Finding a disease-fighting agent growing on trees, stumps and fallen logs may sound unlikely. But it wouldn’t have surprised our ancestors, who relied on plants for their health-giving properties. Mushrooms were particularly important, says Dr. Standish.
“They’re incredibly important as nutrition and also medicine,” she says. “Humans co-evolved with mushrooms. They are probably far more important in our biology than we imagine. North America is kind of fungi-phobic, and it may be contributing to our lousy health.”
Dr. Standish believes the modern focus on disease-fighting drugs will ultimately give way to a return of plant-based medicine.

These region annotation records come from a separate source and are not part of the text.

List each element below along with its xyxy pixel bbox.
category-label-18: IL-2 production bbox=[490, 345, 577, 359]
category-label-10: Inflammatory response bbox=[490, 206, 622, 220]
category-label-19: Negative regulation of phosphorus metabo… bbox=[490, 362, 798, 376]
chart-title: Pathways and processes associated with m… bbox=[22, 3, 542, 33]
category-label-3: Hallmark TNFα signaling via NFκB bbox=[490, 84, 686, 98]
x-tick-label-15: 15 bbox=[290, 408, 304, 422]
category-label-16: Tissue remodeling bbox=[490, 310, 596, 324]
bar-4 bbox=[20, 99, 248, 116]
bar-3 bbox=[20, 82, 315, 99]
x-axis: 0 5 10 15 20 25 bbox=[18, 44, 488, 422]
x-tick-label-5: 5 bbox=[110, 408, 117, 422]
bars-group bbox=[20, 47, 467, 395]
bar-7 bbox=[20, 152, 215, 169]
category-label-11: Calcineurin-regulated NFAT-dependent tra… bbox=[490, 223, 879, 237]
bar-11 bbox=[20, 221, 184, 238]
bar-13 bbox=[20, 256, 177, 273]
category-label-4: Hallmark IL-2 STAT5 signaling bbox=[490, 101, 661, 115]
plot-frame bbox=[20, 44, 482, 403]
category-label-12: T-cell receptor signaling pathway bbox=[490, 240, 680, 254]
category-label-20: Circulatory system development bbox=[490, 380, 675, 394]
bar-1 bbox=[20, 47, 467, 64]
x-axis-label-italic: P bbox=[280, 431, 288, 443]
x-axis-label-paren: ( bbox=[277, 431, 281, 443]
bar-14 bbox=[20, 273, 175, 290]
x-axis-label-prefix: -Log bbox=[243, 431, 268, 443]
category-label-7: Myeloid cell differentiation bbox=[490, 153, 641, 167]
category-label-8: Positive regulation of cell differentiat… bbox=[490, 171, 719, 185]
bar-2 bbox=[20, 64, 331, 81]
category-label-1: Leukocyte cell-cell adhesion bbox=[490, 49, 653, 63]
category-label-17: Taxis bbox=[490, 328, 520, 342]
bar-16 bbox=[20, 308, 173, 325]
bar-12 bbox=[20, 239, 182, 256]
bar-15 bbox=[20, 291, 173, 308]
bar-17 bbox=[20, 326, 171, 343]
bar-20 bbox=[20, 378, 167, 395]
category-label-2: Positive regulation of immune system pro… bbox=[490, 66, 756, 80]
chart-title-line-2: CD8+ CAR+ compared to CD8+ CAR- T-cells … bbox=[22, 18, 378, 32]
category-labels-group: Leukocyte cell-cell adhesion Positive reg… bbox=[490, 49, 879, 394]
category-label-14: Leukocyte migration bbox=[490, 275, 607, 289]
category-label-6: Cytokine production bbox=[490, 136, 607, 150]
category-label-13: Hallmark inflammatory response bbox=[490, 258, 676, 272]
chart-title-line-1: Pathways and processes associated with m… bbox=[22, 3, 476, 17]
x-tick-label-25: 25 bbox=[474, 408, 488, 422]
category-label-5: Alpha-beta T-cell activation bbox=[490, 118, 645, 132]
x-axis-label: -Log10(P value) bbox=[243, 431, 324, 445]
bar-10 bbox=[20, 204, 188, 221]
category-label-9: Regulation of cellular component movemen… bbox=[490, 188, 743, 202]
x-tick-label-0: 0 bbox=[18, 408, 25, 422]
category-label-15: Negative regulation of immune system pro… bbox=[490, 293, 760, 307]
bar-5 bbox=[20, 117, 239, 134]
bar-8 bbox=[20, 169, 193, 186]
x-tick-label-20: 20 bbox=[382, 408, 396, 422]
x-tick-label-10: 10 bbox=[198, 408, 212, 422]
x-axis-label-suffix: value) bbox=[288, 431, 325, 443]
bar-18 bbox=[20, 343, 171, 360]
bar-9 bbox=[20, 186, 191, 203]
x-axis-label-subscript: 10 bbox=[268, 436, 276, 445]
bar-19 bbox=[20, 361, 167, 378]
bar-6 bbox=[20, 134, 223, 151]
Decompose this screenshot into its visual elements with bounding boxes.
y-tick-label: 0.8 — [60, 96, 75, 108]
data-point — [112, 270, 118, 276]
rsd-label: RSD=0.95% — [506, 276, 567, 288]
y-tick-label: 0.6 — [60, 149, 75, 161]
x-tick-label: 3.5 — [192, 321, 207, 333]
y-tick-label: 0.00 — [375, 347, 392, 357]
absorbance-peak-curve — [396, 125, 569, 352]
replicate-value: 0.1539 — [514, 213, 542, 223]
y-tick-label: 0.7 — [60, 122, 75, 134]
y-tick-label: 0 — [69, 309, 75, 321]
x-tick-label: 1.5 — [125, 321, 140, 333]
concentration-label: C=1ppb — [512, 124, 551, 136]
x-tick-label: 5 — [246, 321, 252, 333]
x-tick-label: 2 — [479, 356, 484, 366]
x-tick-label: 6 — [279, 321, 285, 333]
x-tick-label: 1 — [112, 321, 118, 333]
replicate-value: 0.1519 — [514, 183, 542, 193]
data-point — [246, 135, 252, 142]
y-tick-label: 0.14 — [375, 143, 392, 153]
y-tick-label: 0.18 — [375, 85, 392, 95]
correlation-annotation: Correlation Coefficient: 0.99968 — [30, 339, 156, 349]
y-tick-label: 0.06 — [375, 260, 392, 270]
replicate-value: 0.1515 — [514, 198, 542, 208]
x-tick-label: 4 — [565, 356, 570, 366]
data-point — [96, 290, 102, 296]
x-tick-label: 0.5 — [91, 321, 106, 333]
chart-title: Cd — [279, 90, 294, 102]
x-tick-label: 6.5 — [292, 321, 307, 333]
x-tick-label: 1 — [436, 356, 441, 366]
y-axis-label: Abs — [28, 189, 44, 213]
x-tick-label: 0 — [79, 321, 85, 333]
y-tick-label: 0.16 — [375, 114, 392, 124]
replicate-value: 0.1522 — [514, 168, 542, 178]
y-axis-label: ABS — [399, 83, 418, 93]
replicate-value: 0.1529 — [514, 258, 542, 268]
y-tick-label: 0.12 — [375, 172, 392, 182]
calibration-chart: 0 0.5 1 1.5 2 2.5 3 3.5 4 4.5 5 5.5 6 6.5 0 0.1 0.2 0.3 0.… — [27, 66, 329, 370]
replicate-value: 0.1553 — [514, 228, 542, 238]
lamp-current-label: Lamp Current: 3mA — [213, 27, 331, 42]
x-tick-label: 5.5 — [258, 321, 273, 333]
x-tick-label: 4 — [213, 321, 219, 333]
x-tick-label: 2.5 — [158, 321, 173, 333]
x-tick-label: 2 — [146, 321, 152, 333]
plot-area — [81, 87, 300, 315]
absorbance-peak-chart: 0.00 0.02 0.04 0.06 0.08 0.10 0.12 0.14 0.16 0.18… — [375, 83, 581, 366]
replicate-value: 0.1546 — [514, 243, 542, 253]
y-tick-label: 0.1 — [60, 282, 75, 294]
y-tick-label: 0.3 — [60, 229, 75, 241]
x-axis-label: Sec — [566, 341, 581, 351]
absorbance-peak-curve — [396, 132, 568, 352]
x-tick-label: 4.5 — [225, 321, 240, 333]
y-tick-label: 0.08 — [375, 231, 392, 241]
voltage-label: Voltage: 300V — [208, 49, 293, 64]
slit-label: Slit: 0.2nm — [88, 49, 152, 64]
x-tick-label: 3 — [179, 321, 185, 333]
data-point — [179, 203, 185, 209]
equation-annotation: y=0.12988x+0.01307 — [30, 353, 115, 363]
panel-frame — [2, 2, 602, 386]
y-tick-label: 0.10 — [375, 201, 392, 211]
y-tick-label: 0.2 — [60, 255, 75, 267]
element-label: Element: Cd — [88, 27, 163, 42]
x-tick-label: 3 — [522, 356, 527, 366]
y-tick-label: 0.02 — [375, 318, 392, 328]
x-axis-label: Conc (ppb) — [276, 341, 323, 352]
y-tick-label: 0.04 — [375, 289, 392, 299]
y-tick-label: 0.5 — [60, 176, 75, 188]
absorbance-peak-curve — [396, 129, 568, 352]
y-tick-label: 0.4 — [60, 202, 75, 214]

“The difference between natural medicine and conventional medicine is the dependence of conventional medicine on the single-molecule approach,” she says. “Drugs are typically very potent, but quite deadly in the end, because nature doesn’t work like that.
“Natural products have multiple mechanisms of action, and it is very difficult scientifically to figure out all those mechanisms. But our bodies have evolved to rely on them.”
Bringing clarity to time-tested but little-understood medicines requires combining traditional wisdom and modern science, says Hailing Lu, MD, PhD, research assistant professor of oncology at UW. That’s the point of the turkey tail study.
“We’re excited about this,” Dr. Lu said recently. “Japan and many other Asian countries have been using this [mushroom extract] for a long time. For me, it’s a great combination. I come from China, so the use of herbal products is not new for me. This is a bridging of Eastern and Western medicine.”